Times are changing, however. The Second World War ended sixty-four years ago and Germany is no longer a fragile democracy. Rather, it is a self-confident nation, governed by the rule of law and boasting an admirable record of human rights for nearly six decades.
Indicative of this new sense of self confidence and trust towards its armed forces is the fact that, after their basic training, 500 recruits took their oath last July on the lawn of the German parliament in Berlin, vowing to uphold the German constitution. Besides 1,500 of the recruits’ relatives, German Chancellor Angela Merkel attended, as did former chancellor, Helmut Schmidt, who was a keynote speaker. “You can rely on this: this state will not misuse you,” said Schmidt, who was a German officer in World War Two.
Absent politicians were criticized for not attending and only the German parliament’s Left Party called for demonstrations. But only about 200 radicals showed up, among them an unrepentant 64-year-old former leftist terrorist from the 1970s.

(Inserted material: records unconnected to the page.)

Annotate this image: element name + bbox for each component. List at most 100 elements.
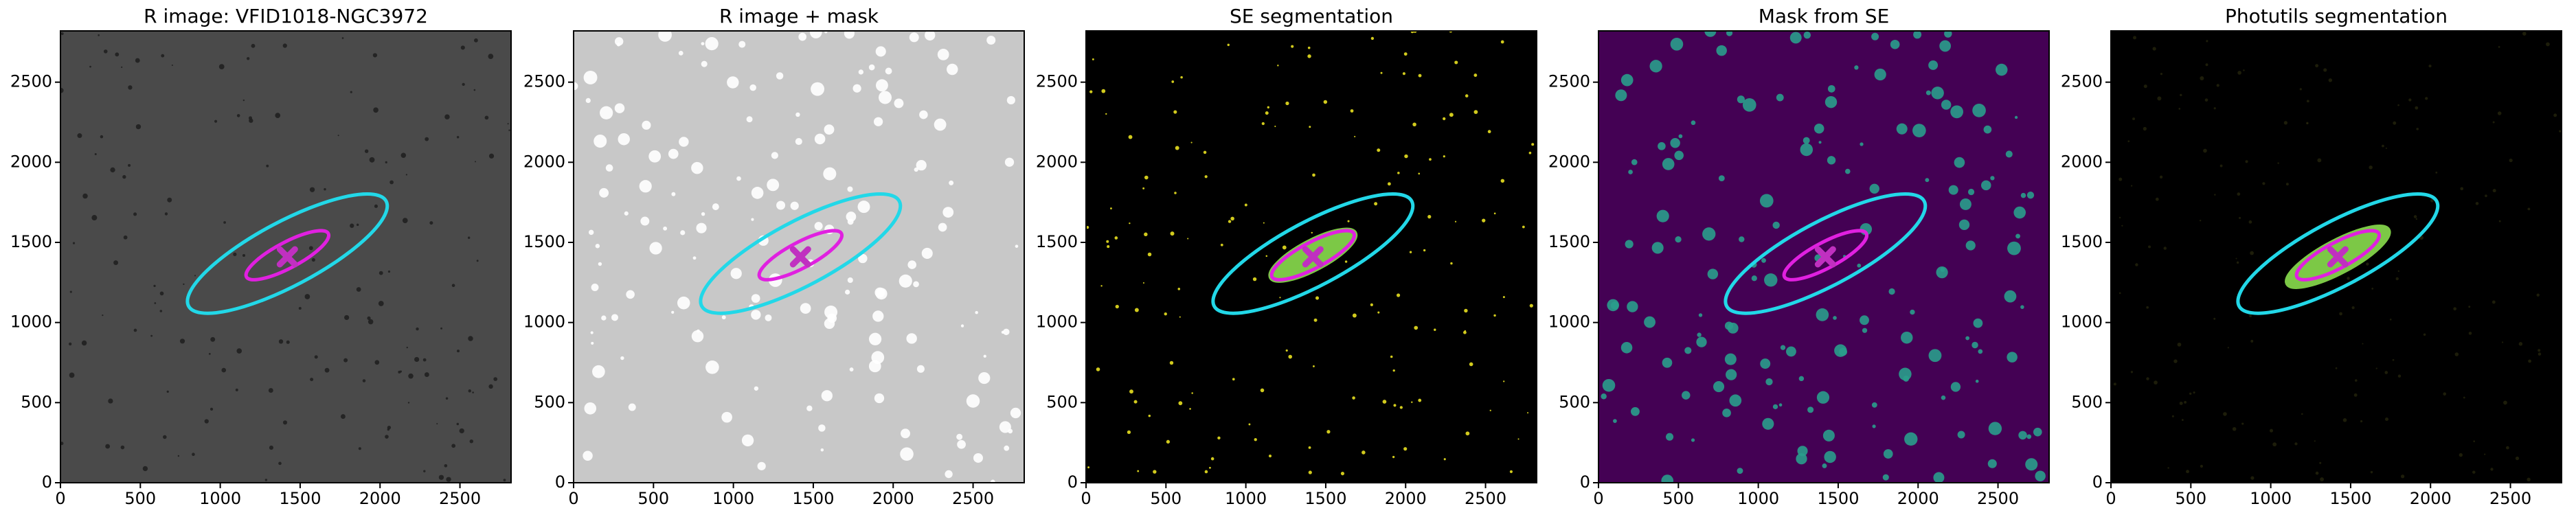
texture-spot: [697, 329, 700, 333]
y-tick-label: 1000: [10, 312, 52, 332]
texture-spot: [1174, 192, 1177, 194]
texture-spot: [874, 393, 885, 404]
texture-spot: [2127, 140, 2130, 143]
texture-spot: [94, 152, 97, 155]
texture-spot: [1148, 414, 1151, 417]
texture-spot: [1427, 215, 1432, 219]
texture-spot: [2328, 78, 2333, 82]
texture-spot: [605, 164, 613, 172]
texture-spot: [2243, 69, 2245, 71]
texture-spot: [1392, 455, 1395, 459]
texture-spot: [459, 428, 464, 434]
texture-spot: [1913, 31, 1922, 39]
texture-spot: [1912, 124, 1926, 137]
texture-spot: [2335, 367, 2338, 369]
texture-spot: [444, 114, 450, 119]
texture-spot: [1454, 60, 1458, 65]
texture-spot: [2416, 128, 2419, 130]
x-tick-label: 1500: [792, 489, 834, 508]
texture-spot: [1860, 315, 1869, 325]
texture-spot: [696, 222, 707, 233]
texture-spot: [154, 302, 157, 304]
texture-spot: [1106, 240, 1109, 243]
center-marker: [276, 246, 298, 268]
panel: R image + mask 0 500 1000 1500 2000 2500 0 500 10…: [523, 5, 1025, 508]
texture-spot: [1662, 357, 1673, 368]
texture-spot: [1493, 212, 1496, 215]
texture-spot: [757, 461, 766, 470]
x-tick-label: 2000: [1897, 489, 1939, 508]
texture-spot: [1901, 332, 1913, 344]
texture-spot: [1133, 400, 1138, 404]
texture-spot: [1888, 288, 1895, 295]
texture-spot: [179, 339, 185, 344]
texture-spot: [1129, 389, 1133, 394]
center-marker: [2327, 246, 2349, 268]
texture-spot: [1925, 178, 1930, 183]
texture-spot: [2245, 160, 2248, 163]
texture-spot: [960, 324, 964, 328]
texture-spot: [2347, 277, 2350, 280]
texture-spot: [648, 150, 662, 163]
texture-spot: [1380, 71, 1383, 74]
texture-spot: [738, 41, 746, 48]
texture-spot: [921, 247, 933, 259]
texture-spot: [1487, 130, 1491, 134]
texture-spot: [1370, 303, 1373, 307]
texture-spot: [901, 428, 911, 439]
panel-title: R image: VFID1018-NGC3972: [144, 5, 428, 27]
texture-spot: [591, 341, 594, 345]
texture-spot: [1127, 430, 1131, 435]
x-tick-label: 2500: [952, 489, 994, 508]
texture-spot: [1115, 304, 1119, 309]
texture-spot: [1307, 54, 1311, 58]
texture-spot: [754, 386, 759, 391]
texture-spot: [875, 46, 886, 57]
texture-spot: [1871, 32, 1879, 41]
texture-spot: [1096, 367, 1100, 371]
texture-spot: [2497, 111, 2502, 115]
texture-spot: [2248, 220, 2252, 224]
texture-spot: [624, 211, 629, 216]
texture-spot: [2306, 100, 2309, 103]
texture-spot: [473, 89, 476, 91]
texture-spot: [1265, 111, 1269, 115]
texture-spot: [2468, 306, 2471, 308]
texture-spot: [2490, 468, 2494, 471]
texture-spot: [122, 174, 126, 179]
y-tick-label: 2500: [1036, 72, 1078, 91]
texture-spot: [1177, 288, 1181, 290]
texture-spot: [751, 294, 760, 303]
y-tick-label: 500: [1559, 392, 1590, 411]
texture-spot: [614, 103, 625, 113]
texture-spot: [1323, 100, 1328, 104]
texture-spot: [1737, 95, 1745, 104]
texture-spot: [1347, 220, 1350, 222]
texture-spot: [749, 84, 756, 91]
texture-spot: [844, 31, 855, 39]
texture-spot: [1409, 251, 1412, 253]
texture-spot: [1910, 309, 1915, 315]
texture-spot: [947, 63, 958, 76]
texture-spot: [1987, 459, 1997, 468]
texture-spot: [1312, 365, 1315, 367]
texture-spot: [1469, 362, 1473, 367]
x-tick-label: 2500: [1977, 489, 2019, 508]
texture-spot: [1772, 221, 1780, 229]
texture-spot: [691, 161, 703, 174]
texture-spot: [1010, 407, 1021, 419]
texture-spot: [310, 378, 314, 382]
texture-spot: [872, 310, 884, 322]
texture-spot: [1716, 45, 1727, 56]
texture-spot: [973, 453, 983, 463]
texture-spot: [1625, 240, 1634, 249]
texture-spot: [407, 402, 410, 404]
texture-spot: [2249, 314, 2252, 317]
texture-spot: [598, 262, 602, 266]
axes-frame: [60, 30, 512, 483]
texture-spot: [1615, 89, 1627, 102]
texture-spot: [1128, 135, 1133, 139]
texture-spot: [2160, 73, 2163, 76]
texture-spot: [1274, 125, 1276, 128]
texture-spot: [476, 260, 479, 262]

Another indication of Germany’s growing confidence in its army’s transformation from a defensive force that avoids combat to a fighting force is that the government this year devised a military award that honors German soldiers’ exceptional bravery. Called the “Cross of Honor for Bravery”, it is the first German military award for courage since the Iron Cross of the Second World War.
But the main reason for the change in the Bundeswehr’s Rules of Engagement is that the Germans realize that their troops in Afghanistan are involved in a real war and not in some peacekeeping mission. Already this year, five German soldiers have died, almost matching the total number of German dead since the army’s deployment to Afghanistan in 2003.
German troops still must carry a booklet. But it is now only four pages long. And it includes their right to fight back.